The Board recognizes that Rule 1 neither describes nor itemizes the level of detail required for a contracting notice. Nevertheless, the notice must be sufficient in clarity and purpose about the work subject to contracting out for the Organization to determine whether to request a conference.


Conference is the forum for disclosure and discussion of work encompassed by the notice. Although the Organization and the Carrier are mutually responsible for good-faith efforts during conference discussions, as the custodian of records in the normal course of its business operations, the Carrier is inherently familiar with the plans and details underlying each notice such that only it knows the integral and selfevident work to disclose for discussion. The record does not contain evidence pertaining to discussion during conference or on-property exchanges relative to brush removal in the context of grading work.
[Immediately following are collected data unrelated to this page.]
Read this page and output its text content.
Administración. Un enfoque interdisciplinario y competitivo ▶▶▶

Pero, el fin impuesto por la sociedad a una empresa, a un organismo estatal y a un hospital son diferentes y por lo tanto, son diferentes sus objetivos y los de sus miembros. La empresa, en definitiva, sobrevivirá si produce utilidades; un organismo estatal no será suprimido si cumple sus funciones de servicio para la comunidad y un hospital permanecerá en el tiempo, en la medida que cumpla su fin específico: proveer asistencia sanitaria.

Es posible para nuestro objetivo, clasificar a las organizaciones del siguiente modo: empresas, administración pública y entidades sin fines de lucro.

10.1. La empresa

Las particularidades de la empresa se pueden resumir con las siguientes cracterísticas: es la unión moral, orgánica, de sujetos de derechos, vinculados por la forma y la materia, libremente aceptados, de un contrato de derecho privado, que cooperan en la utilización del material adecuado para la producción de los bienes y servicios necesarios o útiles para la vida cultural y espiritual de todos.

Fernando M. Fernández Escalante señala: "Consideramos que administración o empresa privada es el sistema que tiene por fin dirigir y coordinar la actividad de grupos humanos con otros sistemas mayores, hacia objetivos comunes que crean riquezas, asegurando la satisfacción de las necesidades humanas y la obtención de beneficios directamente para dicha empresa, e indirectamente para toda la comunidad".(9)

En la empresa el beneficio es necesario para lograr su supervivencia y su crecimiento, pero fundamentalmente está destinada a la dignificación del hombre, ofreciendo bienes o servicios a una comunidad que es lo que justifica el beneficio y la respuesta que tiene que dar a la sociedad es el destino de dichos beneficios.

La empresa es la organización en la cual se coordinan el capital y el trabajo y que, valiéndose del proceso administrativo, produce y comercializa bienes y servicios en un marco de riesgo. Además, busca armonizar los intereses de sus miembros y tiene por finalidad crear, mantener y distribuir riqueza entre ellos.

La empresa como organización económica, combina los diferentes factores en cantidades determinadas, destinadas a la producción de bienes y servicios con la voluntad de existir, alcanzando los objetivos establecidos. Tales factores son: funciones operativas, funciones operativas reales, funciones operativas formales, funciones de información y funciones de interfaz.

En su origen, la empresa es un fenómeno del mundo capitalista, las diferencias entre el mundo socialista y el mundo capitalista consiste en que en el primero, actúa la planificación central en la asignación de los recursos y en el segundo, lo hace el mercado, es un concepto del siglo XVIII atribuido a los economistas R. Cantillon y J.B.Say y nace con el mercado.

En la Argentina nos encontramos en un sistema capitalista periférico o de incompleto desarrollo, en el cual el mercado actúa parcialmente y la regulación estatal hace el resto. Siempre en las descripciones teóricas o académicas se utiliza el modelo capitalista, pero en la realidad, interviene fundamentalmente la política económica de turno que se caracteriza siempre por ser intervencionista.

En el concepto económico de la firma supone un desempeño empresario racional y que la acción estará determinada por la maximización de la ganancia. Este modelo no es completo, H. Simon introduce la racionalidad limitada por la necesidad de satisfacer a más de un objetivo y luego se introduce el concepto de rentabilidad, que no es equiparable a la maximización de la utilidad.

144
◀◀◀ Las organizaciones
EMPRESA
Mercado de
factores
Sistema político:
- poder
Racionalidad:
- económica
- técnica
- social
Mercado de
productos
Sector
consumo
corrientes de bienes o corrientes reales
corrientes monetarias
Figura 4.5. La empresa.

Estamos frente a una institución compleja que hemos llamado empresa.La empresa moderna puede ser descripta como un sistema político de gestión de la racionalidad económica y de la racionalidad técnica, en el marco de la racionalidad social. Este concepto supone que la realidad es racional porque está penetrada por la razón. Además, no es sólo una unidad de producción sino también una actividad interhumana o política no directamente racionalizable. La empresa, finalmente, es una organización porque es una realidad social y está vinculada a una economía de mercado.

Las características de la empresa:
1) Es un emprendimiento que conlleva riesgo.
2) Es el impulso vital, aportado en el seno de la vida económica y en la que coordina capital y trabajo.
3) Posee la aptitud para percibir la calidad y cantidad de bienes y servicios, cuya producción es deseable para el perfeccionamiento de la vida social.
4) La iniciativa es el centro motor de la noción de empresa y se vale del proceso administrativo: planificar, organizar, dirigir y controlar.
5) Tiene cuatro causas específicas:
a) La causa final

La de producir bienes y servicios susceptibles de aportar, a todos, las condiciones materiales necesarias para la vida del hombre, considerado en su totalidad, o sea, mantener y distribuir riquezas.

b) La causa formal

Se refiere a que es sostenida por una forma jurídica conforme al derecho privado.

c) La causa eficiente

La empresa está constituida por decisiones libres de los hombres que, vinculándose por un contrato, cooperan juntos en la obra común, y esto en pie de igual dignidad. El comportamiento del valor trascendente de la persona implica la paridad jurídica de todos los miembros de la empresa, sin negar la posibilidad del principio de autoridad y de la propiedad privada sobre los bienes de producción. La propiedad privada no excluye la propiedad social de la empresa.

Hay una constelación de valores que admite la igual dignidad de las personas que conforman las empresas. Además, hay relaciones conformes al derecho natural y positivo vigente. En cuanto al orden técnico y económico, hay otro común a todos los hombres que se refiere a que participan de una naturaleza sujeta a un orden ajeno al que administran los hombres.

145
Based on the foregoing, the Board concludes that the notice does not address brush removal. Thus, the Carrier failed to comply with Rule I and Appendix H when it contracted-out brush removal work.


Accordingly, that aspect of the claim pertaining to brush removal is sustained and the remedy is granted. The Carrier's violation of the Agreement caused the Claimants to incur a loss of work opportunities. Numerous Third Division Awards support the Organization's requested remedy. (See, Third Division Awards 2701, 31386, 32861 and 39490.)


As noted in Public Law Board No. 6493, Award 24, the Claimants may have been fully employed on the claimed dates, but full employment does not preclude monetary relief as it serves to reinforce contractual obligations for the notice, conference and good-faith discussion requirements in Rule I and Appendix H. Without a challenge by the Carrier, the hours sought for each claim date are presumed accurate and will be granted as remedial relief.

Form 1 Page 5

Award No. 4

Docket No. MW-40909
12-3-NRAB-00003-090204

As for that part of the claim focusing on grading work, the Board finds that the Carrier complied with Rule 1 and Appendix H. There was timely notice informing the Organization that scope-covered work would be subject to contracting out. Following exhaustion of good-faith attempts during conference discussions addressing grading work, the claim remained outstanding. Rule 1.4 provides for the Carrier to proceed with contracting in this situation. Accordingly, that aspect of the claim pertaining to grading work is denied.


AWARD

Claim sustained in accordance with the Findings.

ORDER

This Board, after consideration of the dispute identified above, hereby orders that an award favorable to the Claimant(s) be made. The Carrier is ordered to make the Award effective on or before 30 days following the postmark date the Award is transmitted to the parties.

NATIONAL RAILROAD ADJUSTMENT BOARD

By Order

Dated at Chicago, Illinois, this 16th day of October 2012.